By Trump's account, it was not because voters preferred Joe Biden. Rather, Trump was denied a second term by a long list of malefactors who delivered a phony victory to Biden or ratified that outcome. These criminal conspirators and after-the-fact accessories included:

Dominion Voting Systems

The company allegedly produced fraud-facilitating election software that switched hundreds of thousands (or possibly "millions") of Trump votes to Biden votes. But according to a statement endorsed by the Cybersecurity and Infrastructure Security Agency, "There is no evidence that any voting system deleted or lost votes, changed votes, or was in any way compromised."

Venezuela, Cuba and China

Sidney Powell, a lawyer who was part of the "elite strike force team" seeking to reverse Biden's victory, traces the purportedly rigged voting machines to deceased Venezuelan strongman Hugo Chávez.
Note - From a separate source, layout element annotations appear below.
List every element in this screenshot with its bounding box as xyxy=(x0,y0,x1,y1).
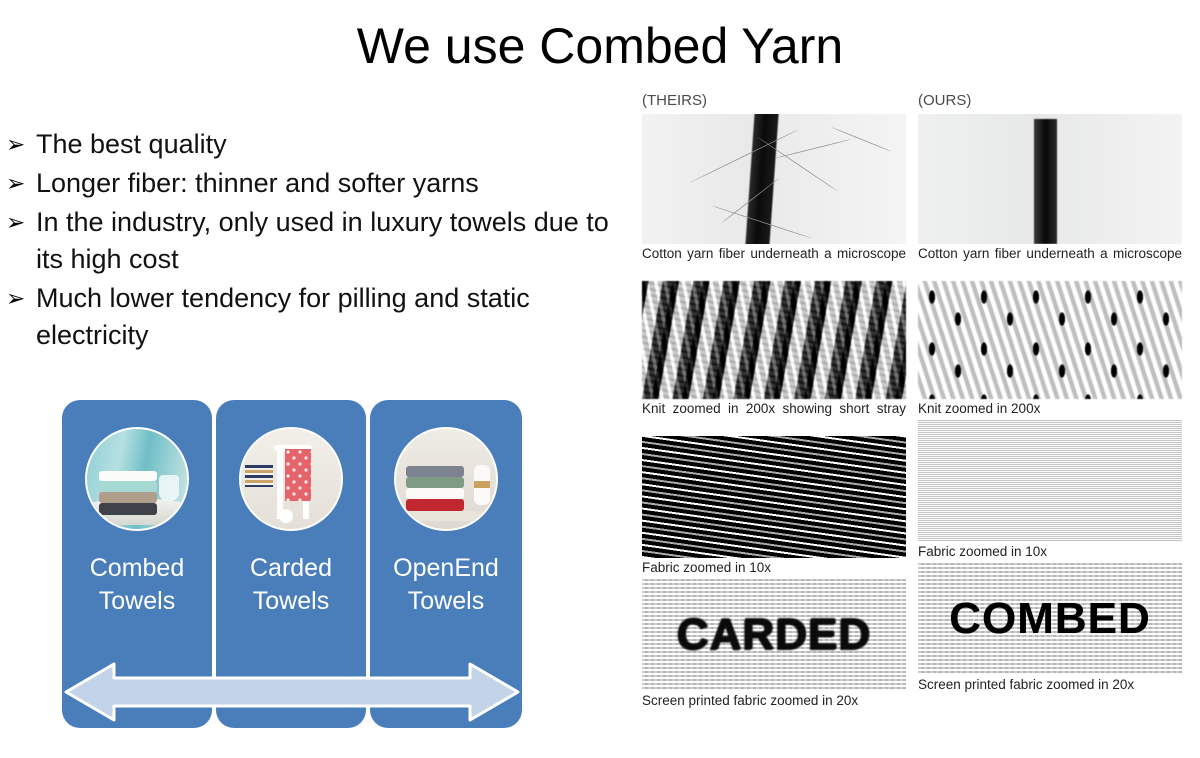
comparison-cell: Knit zoomed in 200x xyxy=(918,281,1182,420)
card-carded-towels[interactable]: Carded Towels xyxy=(216,400,366,728)
printed-word: COMBED xyxy=(949,594,1151,644)
printed-word: CARDED xyxy=(677,610,871,660)
comparison-cell: Knit zoomed in 200x showing short stray xyxy=(642,281,906,436)
list-item-label: The best quality xyxy=(36,126,618,163)
comparison-rows: Cotton yarn fiber underneath a microscop… xyxy=(640,114,1188,754)
card-label: OpenEnd Towels xyxy=(370,552,522,618)
comparison-cell: Cotton yarn fiber underneath a microscop… xyxy=(642,114,906,281)
list-item: ➢ The best quality xyxy=(6,126,618,163)
list-item-label: Much lower tendency for pilling and stat… xyxy=(36,280,618,354)
comparison-column-theirs: Cotton yarn fiber underneath a microscop… xyxy=(642,114,906,712)
comparison-grid: (THEIRS) (OURS) Cotton yarn fiber u xyxy=(640,92,1188,754)
benefits-list: ➢ The best quality ➢ Longer fiber: thinn… xyxy=(6,126,618,356)
comparison-cell: Cotton yarn fiber underneath a microscop… xyxy=(918,114,1182,281)
card-label: Carded Towels xyxy=(216,552,366,618)
comparison-column-ours: Cotton yarn fiber underneath a microscop… xyxy=(918,114,1182,696)
fabric-10x-theirs-image xyxy=(642,436,906,558)
caption: Knit zoomed in 200x xyxy=(918,399,1182,420)
card-combed-towels[interactable]: Combed Towels xyxy=(62,400,212,728)
comparison-column-headings: (THEIRS) (OURS) xyxy=(640,92,1188,114)
caption: Screen printed fabric zoomed in 20x xyxy=(642,691,906,712)
caption: Screen printed fabric zoomed in 20x xyxy=(918,675,1182,696)
column-heading-ours: (OURS) xyxy=(918,92,971,109)
arrow-bullet-icon: ➢ xyxy=(6,126,36,163)
comparison-cell: COMBED Screen printed fabric zoomed in 2… xyxy=(918,563,1182,696)
stacked-towels-shelf-photo xyxy=(394,427,498,531)
comparison-cell: Fabric zoomed in 10x xyxy=(918,420,1182,563)
towel-grade-cards: Combed Towels Carded Towels xyxy=(62,400,522,728)
page-title: We use Combed Yarn xyxy=(0,18,1200,76)
list-item-label: Longer fiber: thinner and softer yarns xyxy=(36,165,618,202)
caption: Cotton yarn fiber underneath a microscop… xyxy=(642,244,906,281)
stacked-towels-teal-photo xyxy=(85,427,189,531)
card-openend-towels[interactable]: OpenEnd Towels xyxy=(370,400,522,728)
cotton-yarn-microscope-theirs-image xyxy=(642,114,906,244)
list-item-label: In the industry, only used in luxury tow… xyxy=(36,204,618,278)
caption: Cotton yarn fiber underneath a microscop… xyxy=(918,244,1182,281)
caption: Fabric zoomed in 10x xyxy=(918,542,1182,563)
slide-root: We use Combed Yarn ➢ The best quality ➢ … xyxy=(0,0,1200,758)
list-item: ➢ Much lower tendency for pilling and st… xyxy=(6,280,618,354)
caption: Fabric zoomed in 10x xyxy=(642,558,906,579)
column-heading-theirs: (THEIRS) xyxy=(642,92,707,109)
fabric-10x-ours-image xyxy=(918,420,1182,542)
list-item: ➢ Longer fiber: thinner and softer yarns xyxy=(6,165,618,202)
arrow-bullet-icon: ➢ xyxy=(6,165,36,202)
screen-printed-20x-ours-image: COMBED xyxy=(918,563,1182,675)
card-label: Combed Towels xyxy=(62,552,212,618)
towel-rack-red-photo xyxy=(239,427,343,531)
knit-200x-ours-image xyxy=(918,281,1182,399)
arrow-bullet-icon: ➢ xyxy=(6,204,36,241)
arrow-bullet-icon: ➢ xyxy=(6,280,36,317)
screen-printed-20x-theirs-image: CARDED xyxy=(642,579,906,691)
caption: Knit zoomed in 200x showing short stray xyxy=(642,399,906,436)
knit-200x-theirs-image xyxy=(642,281,906,399)
comparison-cell: Fabric zoomed in 10x xyxy=(642,436,906,579)
cotton-yarn-microscope-ours-image xyxy=(918,114,1182,244)
comparison-cell: CARDED Screen printed fabric zoomed in 2… xyxy=(642,579,906,712)
list-item: ➢ In the industry, only used in luxury t… xyxy=(6,204,618,278)
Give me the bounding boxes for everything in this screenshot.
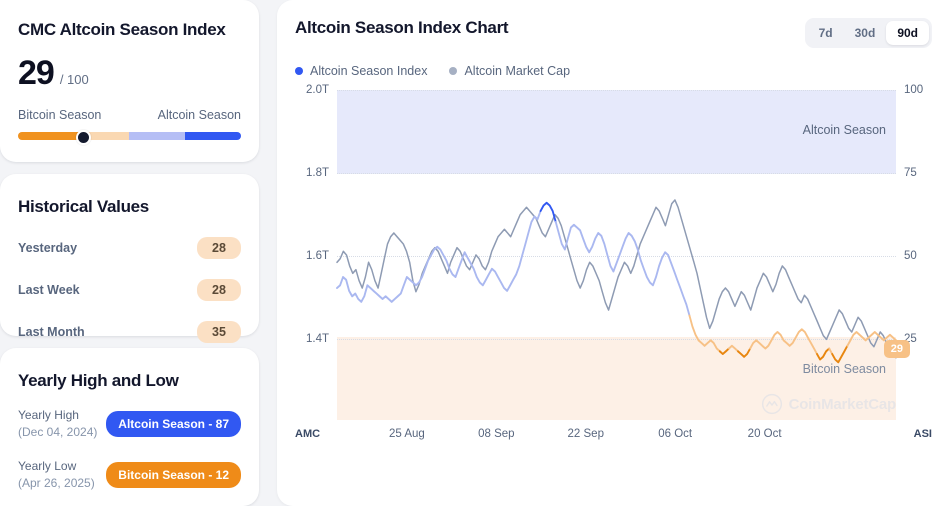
current-value-badge: 29 <box>884 340 910 358</box>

The anti-Trump plot, she says, reflects "the massive influence of communist money through Venezuela, Cuba and likely China in the interference with our elections."

George Soros and the Clinton Foundation

The chairman of Smartmatic, another company that figures in Trump's conspiracy theory even though its role in the 2020 election was limited to Los Angeles County, is "a close associate and business partner of George Soros, the biggest donor to the Democrat party," Trump attorney Rudy Giuliani darkly noted. "There are ties of the Dominion leadership to the Clinton Foundation and to other known politicians in this country," Powell said.

State Election Officials

According to Trump, Democratic election officials across the country resorted to manufacturing phony paper ballots after their initial, machine-based scheme fell short. Republican election officials, such as Georgia Secretary of State Brad Raffensperger, either actively facilitated the fraud or willfully ignored it.

The "Fake News" Media

As the president sees it, all the journalists who reported that Biden won the election or questioned Trump's allegations of systematic fraud -- including employees of Trump-friendly outlets such as Fox News and the New York Post -- were part of the cover-up.

Republican Politicians

Trump thinks Senate Majority Leader Mitch McConnell, R-Ky., and all the other Republican lawmakers who have conceded Biden's victory were too scared to "fight." He has even less regard for state leaders from his party, such as Georgia Gov. Brian Kemp, who have had the nerve to defend the integrity of their elections.

Attorney General William Barr

Barr drew Trump's ire by saying the Justice Department had not seen fraud massive enough to swing the election or "anything to substantiate" claims about rigged voting machines. "The 'Justice' Department and the FBI have done nothing about the 2020 Presidential Election Voter Fraud, the biggest SCAM in our nation's history," Trump complained last week.

Judges

Nearly all of the 60 or so postelection lawsuits filed by the Trump campaign, whether they alleged actual voting fraud or were limited to challenging election procedures, have been rejected by state or federal judges, including Trump appointees. The pro-Trump lawsuits filed by Powell after she was ejected from the campaign's legal team have not fared any better.

The Supreme Court

After the Court unanimously declined to hear two lawsuits challenging the election results in swing states, Trump said the justices -- including the three he picked -- "chickened out," revealing themselves as "totally incompetent and weak." Trump, who says he actually won by "a magnificent landslide," still claims he has "absolute PROOF" of "massive Election Fraud" that for some reason he has failed to produce in court.

The only person Trump has not blamed for his defeat is the one who apparently alienated enough voters to secure Biden's victory. The personal traits Trump has vividly displayed since the election -- vanity, dishonesty, irresponsibility and recklessness -- go a long way toward explaining why that happened.